I wrote the piece just before the Supreme Court ruled to
uphold Obama Care but find my feelings to be the same. We must take care of those who cannot take
care of themselves but not in a way that enslaves people to the government. We
must be honest and that includes the government. This administrations way of bypassing
congress, passing legislation packaged as something it really isn't, leaking
information cannot be the way of our countries future. I hope our countries youth are not so busy
glorifying teenage pregnancy, Jersey Shore, deception to not get voted off the
island or out of the house, that they will see through the lies and get us back on the right
track. We need Americans...not
Republicans and Democrats. We need
parents to raise their children...not by videos but by example. We need to get back to loving our neighbors
and giving our extra to those in need.... not storing it in storage
containers. We need to turn off the TV
and read to our kids. We need to focus
on our own accountability before screaming about others wrong doings. We need to stop spending what we do not
have.

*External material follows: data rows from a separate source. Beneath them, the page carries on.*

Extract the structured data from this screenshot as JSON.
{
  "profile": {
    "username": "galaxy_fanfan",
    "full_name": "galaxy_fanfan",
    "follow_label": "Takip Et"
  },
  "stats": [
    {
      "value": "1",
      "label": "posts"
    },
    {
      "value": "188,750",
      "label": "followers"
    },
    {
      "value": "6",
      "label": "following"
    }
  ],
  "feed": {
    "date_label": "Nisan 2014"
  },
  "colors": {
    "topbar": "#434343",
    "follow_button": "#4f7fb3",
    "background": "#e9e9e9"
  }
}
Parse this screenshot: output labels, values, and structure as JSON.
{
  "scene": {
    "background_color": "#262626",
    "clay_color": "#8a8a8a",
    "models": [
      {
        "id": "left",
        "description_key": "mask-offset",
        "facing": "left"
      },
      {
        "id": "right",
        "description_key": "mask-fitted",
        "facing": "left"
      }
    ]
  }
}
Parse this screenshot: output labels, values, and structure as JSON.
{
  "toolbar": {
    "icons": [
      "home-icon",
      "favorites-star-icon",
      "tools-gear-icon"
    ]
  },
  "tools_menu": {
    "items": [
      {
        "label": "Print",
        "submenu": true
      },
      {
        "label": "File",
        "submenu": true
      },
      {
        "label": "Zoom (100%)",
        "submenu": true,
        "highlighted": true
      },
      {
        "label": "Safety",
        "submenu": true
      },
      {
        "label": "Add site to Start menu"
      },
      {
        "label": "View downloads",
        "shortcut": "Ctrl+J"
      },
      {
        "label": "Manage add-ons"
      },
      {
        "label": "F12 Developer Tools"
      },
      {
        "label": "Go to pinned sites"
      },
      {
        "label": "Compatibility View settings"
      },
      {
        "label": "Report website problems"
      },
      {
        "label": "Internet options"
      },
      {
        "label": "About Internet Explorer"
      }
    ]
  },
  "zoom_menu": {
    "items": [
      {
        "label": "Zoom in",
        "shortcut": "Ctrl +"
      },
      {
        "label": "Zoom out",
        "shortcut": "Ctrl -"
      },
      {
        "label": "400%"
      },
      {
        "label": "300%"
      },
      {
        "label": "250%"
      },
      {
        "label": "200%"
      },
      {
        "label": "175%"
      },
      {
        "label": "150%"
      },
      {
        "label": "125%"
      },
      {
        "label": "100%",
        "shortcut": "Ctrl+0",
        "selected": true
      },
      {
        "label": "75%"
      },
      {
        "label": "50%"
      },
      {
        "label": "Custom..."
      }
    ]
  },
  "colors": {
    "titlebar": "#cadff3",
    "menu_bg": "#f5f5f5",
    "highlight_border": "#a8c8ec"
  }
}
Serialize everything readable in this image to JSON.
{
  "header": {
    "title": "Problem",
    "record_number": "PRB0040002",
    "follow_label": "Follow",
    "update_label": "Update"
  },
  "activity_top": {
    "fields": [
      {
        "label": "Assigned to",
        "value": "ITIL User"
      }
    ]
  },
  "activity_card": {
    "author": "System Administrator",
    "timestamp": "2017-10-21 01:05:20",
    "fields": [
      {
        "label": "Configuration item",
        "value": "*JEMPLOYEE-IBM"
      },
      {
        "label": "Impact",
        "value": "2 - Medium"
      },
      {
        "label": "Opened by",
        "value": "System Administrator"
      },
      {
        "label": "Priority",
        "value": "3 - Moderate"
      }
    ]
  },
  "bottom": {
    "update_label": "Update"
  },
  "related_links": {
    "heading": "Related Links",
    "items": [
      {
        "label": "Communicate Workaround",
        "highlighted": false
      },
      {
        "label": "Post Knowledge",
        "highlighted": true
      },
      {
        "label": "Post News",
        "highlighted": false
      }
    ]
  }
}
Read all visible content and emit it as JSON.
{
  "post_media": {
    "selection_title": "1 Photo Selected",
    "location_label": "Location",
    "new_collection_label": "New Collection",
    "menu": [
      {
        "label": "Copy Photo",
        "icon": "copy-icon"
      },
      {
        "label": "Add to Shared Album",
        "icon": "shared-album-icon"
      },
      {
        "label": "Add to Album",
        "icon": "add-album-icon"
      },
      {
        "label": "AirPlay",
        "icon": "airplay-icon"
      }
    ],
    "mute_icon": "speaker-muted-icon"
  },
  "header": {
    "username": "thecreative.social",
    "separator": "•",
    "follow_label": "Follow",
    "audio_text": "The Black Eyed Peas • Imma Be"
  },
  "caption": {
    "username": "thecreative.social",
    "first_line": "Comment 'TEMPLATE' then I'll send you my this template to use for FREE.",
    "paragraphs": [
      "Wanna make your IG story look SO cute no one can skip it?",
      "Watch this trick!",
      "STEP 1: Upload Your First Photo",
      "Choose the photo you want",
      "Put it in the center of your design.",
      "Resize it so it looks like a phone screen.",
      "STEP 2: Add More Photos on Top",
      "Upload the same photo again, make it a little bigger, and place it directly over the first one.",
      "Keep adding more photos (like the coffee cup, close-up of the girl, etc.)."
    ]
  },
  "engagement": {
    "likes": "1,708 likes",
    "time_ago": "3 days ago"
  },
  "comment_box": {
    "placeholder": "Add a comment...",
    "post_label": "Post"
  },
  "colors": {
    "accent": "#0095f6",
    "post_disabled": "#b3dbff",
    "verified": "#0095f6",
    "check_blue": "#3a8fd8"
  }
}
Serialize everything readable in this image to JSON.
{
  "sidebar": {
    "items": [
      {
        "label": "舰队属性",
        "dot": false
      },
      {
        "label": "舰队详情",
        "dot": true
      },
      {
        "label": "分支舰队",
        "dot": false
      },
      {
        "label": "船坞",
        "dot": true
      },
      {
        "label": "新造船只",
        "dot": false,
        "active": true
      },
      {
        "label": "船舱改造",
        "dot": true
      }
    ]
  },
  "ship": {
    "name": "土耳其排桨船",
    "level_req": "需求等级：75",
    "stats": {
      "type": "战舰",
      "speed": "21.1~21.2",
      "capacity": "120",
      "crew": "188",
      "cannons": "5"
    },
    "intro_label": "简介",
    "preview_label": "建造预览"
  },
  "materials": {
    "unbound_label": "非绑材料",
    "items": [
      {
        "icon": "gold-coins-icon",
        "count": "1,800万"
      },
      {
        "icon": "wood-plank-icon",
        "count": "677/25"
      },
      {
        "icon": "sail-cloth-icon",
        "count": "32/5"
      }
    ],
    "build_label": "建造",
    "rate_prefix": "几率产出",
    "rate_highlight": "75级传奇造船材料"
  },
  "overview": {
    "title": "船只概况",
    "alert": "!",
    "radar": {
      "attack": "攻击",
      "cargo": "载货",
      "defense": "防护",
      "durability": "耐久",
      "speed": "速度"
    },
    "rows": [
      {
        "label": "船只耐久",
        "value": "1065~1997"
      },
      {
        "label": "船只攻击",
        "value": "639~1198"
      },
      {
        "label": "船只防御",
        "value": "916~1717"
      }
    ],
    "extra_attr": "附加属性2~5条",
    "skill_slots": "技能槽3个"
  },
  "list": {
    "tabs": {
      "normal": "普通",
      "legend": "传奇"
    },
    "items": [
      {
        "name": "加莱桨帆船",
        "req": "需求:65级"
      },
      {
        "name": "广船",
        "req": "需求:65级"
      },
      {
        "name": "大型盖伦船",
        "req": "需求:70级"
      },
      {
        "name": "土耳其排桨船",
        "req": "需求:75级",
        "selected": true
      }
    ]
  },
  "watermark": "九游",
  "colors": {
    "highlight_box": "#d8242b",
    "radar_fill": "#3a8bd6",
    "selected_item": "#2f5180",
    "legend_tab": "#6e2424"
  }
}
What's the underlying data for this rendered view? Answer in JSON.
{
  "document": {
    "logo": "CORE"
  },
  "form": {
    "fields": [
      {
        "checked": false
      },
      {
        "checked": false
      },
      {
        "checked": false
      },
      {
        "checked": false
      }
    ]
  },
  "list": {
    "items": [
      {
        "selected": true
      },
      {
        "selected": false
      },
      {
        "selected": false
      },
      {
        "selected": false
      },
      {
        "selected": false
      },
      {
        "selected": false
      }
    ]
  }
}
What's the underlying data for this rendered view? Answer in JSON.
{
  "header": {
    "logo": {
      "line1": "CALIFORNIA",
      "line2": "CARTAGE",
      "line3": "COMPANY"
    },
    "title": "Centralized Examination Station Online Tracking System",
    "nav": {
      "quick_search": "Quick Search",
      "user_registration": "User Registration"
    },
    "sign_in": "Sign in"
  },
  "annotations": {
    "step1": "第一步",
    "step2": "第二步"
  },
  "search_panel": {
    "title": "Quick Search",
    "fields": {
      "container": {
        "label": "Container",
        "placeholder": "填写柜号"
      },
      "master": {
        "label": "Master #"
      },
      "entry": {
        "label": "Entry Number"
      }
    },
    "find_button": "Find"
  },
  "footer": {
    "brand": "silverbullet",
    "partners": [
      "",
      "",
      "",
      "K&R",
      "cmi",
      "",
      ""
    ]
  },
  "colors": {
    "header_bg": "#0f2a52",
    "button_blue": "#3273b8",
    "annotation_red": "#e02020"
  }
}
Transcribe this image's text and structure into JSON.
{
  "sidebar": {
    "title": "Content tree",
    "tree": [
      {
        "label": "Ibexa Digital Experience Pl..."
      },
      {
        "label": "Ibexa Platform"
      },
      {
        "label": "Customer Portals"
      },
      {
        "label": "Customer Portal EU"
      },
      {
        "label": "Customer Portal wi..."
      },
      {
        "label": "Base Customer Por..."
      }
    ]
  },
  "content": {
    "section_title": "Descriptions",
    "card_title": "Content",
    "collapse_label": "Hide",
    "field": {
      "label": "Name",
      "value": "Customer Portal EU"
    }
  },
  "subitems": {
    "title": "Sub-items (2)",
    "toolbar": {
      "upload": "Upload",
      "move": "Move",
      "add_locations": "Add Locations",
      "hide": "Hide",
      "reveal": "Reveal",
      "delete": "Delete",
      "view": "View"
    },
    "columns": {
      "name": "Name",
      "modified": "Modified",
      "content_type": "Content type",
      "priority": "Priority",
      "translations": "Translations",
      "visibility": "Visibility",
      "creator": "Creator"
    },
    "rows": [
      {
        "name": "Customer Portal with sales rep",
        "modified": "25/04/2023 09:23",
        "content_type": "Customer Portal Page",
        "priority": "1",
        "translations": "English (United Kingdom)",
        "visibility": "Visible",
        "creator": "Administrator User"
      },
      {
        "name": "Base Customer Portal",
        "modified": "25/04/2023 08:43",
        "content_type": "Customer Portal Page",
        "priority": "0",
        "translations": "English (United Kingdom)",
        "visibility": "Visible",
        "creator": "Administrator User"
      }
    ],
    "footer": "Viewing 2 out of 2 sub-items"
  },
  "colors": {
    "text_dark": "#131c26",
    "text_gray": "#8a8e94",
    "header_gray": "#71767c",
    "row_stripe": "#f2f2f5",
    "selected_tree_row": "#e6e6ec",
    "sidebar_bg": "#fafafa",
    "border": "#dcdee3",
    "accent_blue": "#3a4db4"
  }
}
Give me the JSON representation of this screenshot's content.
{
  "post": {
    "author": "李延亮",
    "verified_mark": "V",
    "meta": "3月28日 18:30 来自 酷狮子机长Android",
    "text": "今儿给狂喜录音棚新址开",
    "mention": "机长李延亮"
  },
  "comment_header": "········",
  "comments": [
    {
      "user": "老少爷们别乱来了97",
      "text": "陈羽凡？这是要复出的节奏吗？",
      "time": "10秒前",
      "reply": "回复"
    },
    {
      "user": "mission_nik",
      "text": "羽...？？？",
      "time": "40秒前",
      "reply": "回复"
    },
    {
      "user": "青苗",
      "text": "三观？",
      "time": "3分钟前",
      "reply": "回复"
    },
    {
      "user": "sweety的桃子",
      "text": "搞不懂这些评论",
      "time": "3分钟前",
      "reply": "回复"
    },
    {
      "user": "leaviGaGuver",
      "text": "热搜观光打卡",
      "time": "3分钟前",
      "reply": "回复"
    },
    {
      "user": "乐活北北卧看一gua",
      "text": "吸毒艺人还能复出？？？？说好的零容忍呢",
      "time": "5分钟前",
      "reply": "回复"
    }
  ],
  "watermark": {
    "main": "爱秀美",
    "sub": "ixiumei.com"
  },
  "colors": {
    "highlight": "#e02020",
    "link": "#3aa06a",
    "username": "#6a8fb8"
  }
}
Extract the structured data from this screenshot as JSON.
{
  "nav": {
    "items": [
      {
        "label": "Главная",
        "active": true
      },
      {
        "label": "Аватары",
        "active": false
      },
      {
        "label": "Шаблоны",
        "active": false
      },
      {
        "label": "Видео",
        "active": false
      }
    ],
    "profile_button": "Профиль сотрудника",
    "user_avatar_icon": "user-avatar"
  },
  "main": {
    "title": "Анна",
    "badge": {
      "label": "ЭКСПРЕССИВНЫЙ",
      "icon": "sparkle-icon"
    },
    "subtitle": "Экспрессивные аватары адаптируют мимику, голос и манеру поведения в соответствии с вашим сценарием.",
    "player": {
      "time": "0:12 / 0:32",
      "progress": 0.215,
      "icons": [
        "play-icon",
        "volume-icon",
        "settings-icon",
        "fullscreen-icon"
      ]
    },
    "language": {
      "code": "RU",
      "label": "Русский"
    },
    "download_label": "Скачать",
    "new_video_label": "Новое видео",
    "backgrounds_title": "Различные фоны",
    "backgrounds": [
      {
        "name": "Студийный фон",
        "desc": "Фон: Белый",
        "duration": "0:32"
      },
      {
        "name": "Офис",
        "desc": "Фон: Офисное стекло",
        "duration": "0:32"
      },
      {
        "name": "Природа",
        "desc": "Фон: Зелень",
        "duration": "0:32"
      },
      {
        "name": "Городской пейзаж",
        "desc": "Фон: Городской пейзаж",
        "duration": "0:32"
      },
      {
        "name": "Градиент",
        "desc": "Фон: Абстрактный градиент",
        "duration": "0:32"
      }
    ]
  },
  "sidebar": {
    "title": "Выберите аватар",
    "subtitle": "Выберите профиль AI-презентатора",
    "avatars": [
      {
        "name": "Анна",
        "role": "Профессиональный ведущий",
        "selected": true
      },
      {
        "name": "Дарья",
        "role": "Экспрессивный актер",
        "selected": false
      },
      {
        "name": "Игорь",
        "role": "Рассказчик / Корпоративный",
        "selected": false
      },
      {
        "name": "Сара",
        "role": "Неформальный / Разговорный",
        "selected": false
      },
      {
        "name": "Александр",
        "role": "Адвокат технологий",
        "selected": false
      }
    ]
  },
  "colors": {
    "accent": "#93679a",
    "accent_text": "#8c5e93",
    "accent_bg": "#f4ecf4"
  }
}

Imagine if everyone spent what he
or she spends on their credit card payment as a donation to a non-profit organization,
which helps others. But we cannot afford
to give because we can't afford what we have.
We are paying for items we don't even have anymore. What if we had a nationwide yard sale? Cash only because we don't want to add the
debt issue.... all proceeds go to offset insurance for the poor? All items not sold given to the needy? Yeah, yeah...I know...we are all busy that
day.
References
Freeman, R. E., Stewart, L., & Moriarty, B. (2009).
Teaching business ethics in the age
of Madoff. Change, 41, 37-42.
Goldsmith, E. (1975). The fall of the roman
empire. Retrieved from http://www.edwardgoldsmith.org/28/the-fall-of-the-roman-empire/
Matulich, S., & Currie, D. (Eds.). (2009). Handbook
of frauds, scams, and swindles: failures of ethics in leadership. Boca Raton, FL: CRC Press.
Payment, M. (2008) Millenials: The emerging work force. Career
Planning & Adult Development Journal, 24(3) 23-32.